Tuesday, August 23, 2011

Lower Duval

I am not terribly fond of Wells Fargo Bank. They are doing better than Bank of America which appears headed for bankruptcy despite the best endeavors of the Federal Reserve.


Wells Fargo's stupid robber baron stagecoach has only just appeared in town since they bought Wachovia with taxpayer money and every time I see their sign I am reminded of the great 13 trillion dollar public bail out. Or was it $1.2 trillion? But in our happy fantasy world in Key West business is booming, thank God.


Tourists are crowding the sidewalks and spending their precious dollars in town which is all to the good. This character musing at the base of a palm trunk may get short shrift if the Mayor's new anti-bum plan gets implemented. The Police Chief backs it, in it's unannounced form, so we shall see what they produce eventually.


They are going to increase services for the deserving poor (as our Victorian forebears would have described them) and plan to crack down on panhandling and loitering, which frankly seems due. Apparently Mayor Cates has been seeking inspiration elsewhere in towns that seem to have a handle on this problem and has come home full of pre-election vim and vigor. I wish him well on this one.


For Sale, always for sale somewhere. I expect some entrepreneur will see opportunity in that sign. This next is NOT a Key West chicken.


People Up North have been complaining loudly about the heat this summer and yet down here it hasn't by most accounts been that terribly hot and muggy. But it has been hot enough.


90 something degrees in downtown was enough to convince him to get out his bedroom fan.


- Posted using BlogPress from my iPad

5 comments:

Chuck and the Pheebs said...

The residentially challenged have been a part of Key West very since the Overseas Highway was completed. Outside dwellers are attracted to a place where one does not have to worry about freezing.

To this end - I don't begrudge their existence - except wen they use my car to lean against to take a shite - or when Angry Black Man stands in from of my house and chants (and yes, I can quote this) " I should have punched the motherfucker in the goddam mouth."

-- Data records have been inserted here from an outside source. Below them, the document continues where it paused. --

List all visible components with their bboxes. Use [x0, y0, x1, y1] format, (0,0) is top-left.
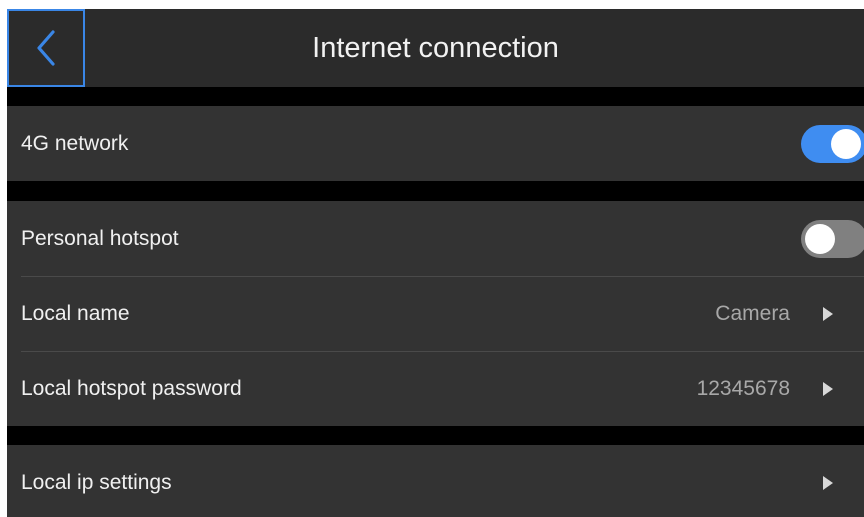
local-ip-settings-row[interactable]: Local ip settings: [7, 445, 864, 517]
4g-network-label: 4G network: [21, 131, 129, 155]
page-title: Internet connection: [312, 32, 559, 64]
local-hotspot-password-value: 12345678: [696, 376, 790, 400]
settings-screen: Internet connection 4G network Personal …: [7, 9, 864, 517]
chevron-right-icon: [823, 306, 833, 321]
personal-hotspot-label: Personal hotspot: [21, 226, 179, 250]
ip-group: Local ip settings: [7, 445, 864, 517]
local-name-row[interactable]: Local name Camera: [7, 276, 864, 351]
local-ip-settings-label: Local ip settings: [21, 470, 172, 494]
4g-network-row[interactable]: 4G network: [7, 106, 864, 181]
local-hotspot-password-row[interactable]: Local hotspot password 12345678: [7, 351, 864, 426]
toggle-knob: [831, 128, 861, 159]
back-button[interactable]: [7, 9, 85, 87]
personal-hotspot-toggle[interactable]: [801, 219, 864, 258]
header-bar: Internet connection: [7, 9, 864, 87]
local-name-value: Camera: [715, 301, 790, 325]
4g-network-toggle[interactable]: [801, 124, 864, 163]
hotspot-group: Personal hotspot Local name Camera Local…: [7, 201, 864, 426]
chevron-right-icon: [823, 381, 833, 396]
local-name-label: Local name: [21, 301, 130, 325]
chevron-right-icon: [823, 475, 833, 490]
toggle-knob: [805, 223, 835, 254]
chevron-left-icon: [37, 30, 55, 66]
network-group: 4G network: [7, 106, 864, 181]
local-hotspot-password-label: Local hotspot password: [21, 376, 242, 400]
personal-hotspot-row[interactable]: Personal hotspot: [7, 201, 864, 276]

The idea we should remove this aspect of KW from the streets is to make our town more like Disney's version of Key West - and that would suck. Dollar Dirty Joke Guy, along with Spastic Patrick and a host of other characters, add texture to this most unique place.

Singing to Jeffrey's Tune said...

Hot and muggy does not describe the heat here adequately this summer. Air conditioner bound or summer cabin fever.

However, I will take the heat over the cold any day.

Conchscooter said...

I do not believe drunks squatting on sidewalks begging add character to key west. Its one thing to earn a
Iiving with a city permit by telling dirty jokes or weaving palm fronds but entirely another to harass young women on Duval with shit and piss decorating your trousers. The amount of money and police time wasted on these people could be better spent on people who are trying to improve their lives but can't afford $5,000 to move into the shabbiest of apartments.Key West has an amazing array of social services for those in need.
Jeffrey, I'm ashamed of myself but I am looking forward to taking Cheyenne to Asheville for Thanksgiving... Bring on the cold, temporarily!

Singing to Jeffrey's Tune said...

We are contemplating the hills of Kentucky this fall to see the changing leaves (and enjoy some cool temperatures). Don't be ashamed.

Anonymous said...

It's been hotter in Montana 2600 miles North than it has been in KW. Not complaining as July was our first full month without snow this year and hopefully August will be our second month. The squirrels are a little early gathering their green pine cones so that could be a sign for another long, cold winter like last year's. Me, I'd rather be shoveling sand than snow any day!